US Army Corps of Engineers
San Francisco District Website

Mitigation of Impacts

Each year thousands of property owners undertake projects that affect the nation’s aquatic resources. Proposed projects that are determined to impact jurisdictional waters are first subject to review under the Clean Water Act. The Corps of Engineers reviews these projects to ensure environmental impacts to aquatic resources are avoided or minimized as much as possible. Consistent with the administration’s goal of “no net loss of wetlands” a Corps permit may require a property owner to restore, establish, enhance or preserve other aquatic resources in order to replace those impacted by the proposed project. Additionally, mitigation measures may be required for project impacts outside the aquatic environment. For example, the Corps may include requirements to lessen the amount of noise generated during construction or require an applicant to avoid an archeological site (impact to a cultural resource).

The U.S. Army Corps of Engineers and U.S. Environmental Protection Agency released a new Compensatory Mitigation Rule on April 10, 2008, to clarify how to provide compensatory mitigation for unavoidable impacts to the nation's wetlands and streams. The new rule changes where and how mitigation is to be completed, but maintains existing requirements on when mitigation is required. The rule also preserves the requirement for applicants to avoid or minimize impacts to aquatic resources before proposing compensatory mitigation projects to offset permitted impacts.

There are three mechanisms for providing compensatory mitigation: permittee-responsible compensatory mitigation, mitigation banks and in-lieu fee mitigation. Permittee-responsible mitigation is the most traditional form of compensation and continues to represent the majority of compensation acreage provided each year. As its name implies, the permittee retains responsibility for ensuring that required compensation activities are completed and successful. Permittee-responsible mitigation can be located at or adjacent to the impact site (i.e., on-site compensatory mitigation) or at another location generally within the same watershed as the impact site (i.e., offsite compensatory mitigation). Mitigation banks and in-lieu fee mitigation both involve off-site compensation activities generally conducted by a third party, a mitigation bank sponsor or in-lieu fee program sponsor.
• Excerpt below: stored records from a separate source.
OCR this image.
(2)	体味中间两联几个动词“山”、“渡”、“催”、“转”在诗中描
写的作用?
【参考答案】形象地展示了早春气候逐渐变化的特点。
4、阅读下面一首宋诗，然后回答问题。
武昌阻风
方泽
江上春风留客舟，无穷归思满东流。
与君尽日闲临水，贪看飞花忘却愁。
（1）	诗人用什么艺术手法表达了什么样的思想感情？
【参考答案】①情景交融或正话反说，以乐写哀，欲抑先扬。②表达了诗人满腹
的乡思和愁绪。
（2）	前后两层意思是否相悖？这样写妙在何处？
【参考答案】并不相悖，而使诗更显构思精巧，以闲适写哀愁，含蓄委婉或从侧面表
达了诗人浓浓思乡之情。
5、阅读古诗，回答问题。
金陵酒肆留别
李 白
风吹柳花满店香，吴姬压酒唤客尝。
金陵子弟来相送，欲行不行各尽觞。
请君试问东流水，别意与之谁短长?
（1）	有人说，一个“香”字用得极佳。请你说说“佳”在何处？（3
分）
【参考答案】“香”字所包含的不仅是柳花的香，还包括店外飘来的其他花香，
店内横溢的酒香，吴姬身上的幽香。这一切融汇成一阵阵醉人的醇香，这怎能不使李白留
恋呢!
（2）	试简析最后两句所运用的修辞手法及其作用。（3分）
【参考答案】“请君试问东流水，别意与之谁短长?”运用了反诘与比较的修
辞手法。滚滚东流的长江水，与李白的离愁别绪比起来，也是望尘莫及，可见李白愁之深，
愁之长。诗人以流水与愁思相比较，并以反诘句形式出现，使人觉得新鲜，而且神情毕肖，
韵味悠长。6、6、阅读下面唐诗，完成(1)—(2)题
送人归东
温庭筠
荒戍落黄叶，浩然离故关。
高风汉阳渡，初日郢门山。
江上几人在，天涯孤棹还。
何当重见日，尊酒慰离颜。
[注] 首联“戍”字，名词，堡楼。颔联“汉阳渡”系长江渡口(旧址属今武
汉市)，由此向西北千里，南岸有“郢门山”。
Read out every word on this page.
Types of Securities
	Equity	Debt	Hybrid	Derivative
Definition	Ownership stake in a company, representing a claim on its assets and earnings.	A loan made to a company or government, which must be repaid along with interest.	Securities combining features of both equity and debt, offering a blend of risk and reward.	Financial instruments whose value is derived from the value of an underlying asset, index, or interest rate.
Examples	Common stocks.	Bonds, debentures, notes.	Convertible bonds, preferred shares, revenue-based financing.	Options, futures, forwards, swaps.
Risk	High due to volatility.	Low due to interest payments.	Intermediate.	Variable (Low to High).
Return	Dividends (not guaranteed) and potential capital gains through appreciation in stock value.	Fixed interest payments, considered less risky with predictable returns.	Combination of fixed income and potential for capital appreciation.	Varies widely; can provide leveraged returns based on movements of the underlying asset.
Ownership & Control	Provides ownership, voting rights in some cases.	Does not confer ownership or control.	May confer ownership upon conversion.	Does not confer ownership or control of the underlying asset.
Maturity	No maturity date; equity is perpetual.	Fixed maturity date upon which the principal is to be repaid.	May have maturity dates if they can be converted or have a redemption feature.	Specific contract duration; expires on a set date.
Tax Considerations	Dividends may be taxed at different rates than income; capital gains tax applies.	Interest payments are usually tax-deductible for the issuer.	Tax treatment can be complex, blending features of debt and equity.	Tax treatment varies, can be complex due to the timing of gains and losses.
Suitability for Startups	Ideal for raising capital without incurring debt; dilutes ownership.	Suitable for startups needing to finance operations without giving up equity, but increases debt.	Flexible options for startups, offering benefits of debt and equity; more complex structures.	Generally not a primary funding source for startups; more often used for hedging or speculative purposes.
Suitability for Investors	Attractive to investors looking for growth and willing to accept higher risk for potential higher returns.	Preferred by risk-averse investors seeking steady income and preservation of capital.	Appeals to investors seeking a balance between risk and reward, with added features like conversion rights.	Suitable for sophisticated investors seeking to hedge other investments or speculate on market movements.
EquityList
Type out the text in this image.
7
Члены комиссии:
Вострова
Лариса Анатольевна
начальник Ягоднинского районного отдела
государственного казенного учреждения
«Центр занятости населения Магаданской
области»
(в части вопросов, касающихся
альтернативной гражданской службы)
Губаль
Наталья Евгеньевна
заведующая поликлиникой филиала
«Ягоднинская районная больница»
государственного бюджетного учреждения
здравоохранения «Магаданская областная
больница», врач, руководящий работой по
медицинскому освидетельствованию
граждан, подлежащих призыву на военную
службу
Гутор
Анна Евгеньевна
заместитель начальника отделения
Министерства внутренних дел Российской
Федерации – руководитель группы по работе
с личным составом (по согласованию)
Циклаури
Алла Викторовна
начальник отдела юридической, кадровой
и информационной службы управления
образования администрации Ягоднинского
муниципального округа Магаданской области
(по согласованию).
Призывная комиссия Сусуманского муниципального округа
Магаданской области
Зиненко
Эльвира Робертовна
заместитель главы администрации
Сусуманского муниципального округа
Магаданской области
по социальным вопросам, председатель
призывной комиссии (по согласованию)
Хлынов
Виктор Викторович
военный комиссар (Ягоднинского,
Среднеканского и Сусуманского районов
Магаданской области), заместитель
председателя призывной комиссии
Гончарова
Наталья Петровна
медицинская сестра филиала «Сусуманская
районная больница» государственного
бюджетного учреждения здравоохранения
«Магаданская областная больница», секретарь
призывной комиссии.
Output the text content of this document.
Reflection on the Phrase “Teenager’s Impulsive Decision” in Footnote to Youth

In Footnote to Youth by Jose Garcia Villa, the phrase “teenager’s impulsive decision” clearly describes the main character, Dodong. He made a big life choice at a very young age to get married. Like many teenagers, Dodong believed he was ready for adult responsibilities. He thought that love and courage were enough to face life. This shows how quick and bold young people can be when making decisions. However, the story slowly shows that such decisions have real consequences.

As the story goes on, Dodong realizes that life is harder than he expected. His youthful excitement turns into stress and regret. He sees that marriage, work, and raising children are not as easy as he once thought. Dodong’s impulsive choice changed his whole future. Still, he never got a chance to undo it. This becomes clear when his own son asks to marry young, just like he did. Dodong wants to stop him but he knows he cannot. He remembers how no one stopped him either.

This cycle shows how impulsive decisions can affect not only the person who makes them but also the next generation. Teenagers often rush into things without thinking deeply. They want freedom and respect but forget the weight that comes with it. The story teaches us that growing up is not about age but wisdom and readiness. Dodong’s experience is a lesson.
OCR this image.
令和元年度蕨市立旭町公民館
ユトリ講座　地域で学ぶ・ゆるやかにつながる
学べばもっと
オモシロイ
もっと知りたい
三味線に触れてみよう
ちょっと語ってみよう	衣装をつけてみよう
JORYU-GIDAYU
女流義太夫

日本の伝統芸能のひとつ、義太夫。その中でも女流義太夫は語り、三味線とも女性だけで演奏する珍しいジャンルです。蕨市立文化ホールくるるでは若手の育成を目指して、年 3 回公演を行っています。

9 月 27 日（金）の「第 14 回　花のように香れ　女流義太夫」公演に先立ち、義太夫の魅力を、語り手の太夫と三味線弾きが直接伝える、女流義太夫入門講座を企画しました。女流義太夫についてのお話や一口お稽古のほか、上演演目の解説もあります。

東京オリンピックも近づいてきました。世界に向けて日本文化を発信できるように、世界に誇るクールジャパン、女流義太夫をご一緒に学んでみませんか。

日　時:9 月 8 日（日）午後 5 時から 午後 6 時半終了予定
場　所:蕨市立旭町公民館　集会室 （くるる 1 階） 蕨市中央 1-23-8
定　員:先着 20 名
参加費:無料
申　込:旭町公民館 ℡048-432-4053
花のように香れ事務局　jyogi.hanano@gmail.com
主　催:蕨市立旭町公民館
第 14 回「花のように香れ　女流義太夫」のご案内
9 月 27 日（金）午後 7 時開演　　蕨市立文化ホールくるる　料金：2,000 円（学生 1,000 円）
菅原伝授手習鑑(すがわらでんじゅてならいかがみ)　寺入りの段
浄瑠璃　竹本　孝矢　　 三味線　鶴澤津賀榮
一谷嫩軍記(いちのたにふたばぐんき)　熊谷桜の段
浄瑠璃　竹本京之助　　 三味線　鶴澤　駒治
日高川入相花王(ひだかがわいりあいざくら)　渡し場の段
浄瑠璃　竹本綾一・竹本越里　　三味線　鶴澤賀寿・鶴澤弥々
When a permittee’s compensatory mitigation requirements are satisfied by a mitigation bank or inlieu fee program, responsibility for ensuring that required compensation is completed and successful shifts from the permittee to the bank or in-lieu fee sponsor.

The most significant change required by the new rule is that compensation projects provided by all three compensation mechanisms (i.e., permittee-responsible compensatory mitigation, mitigation banks, and in-lieu fee mitigation) must have mitigation plans which include the same 12 fundamental components: objectives; site selection criteria; site protection instruments (e.g., conservation easements); baseline information (for impact and compensation sites); credit determination methodology; a mitigation work plan; a maintenance plan; ecological performance standards; monitoring requirements; a long-term management plan; an adaptive management plan; and financial assurances.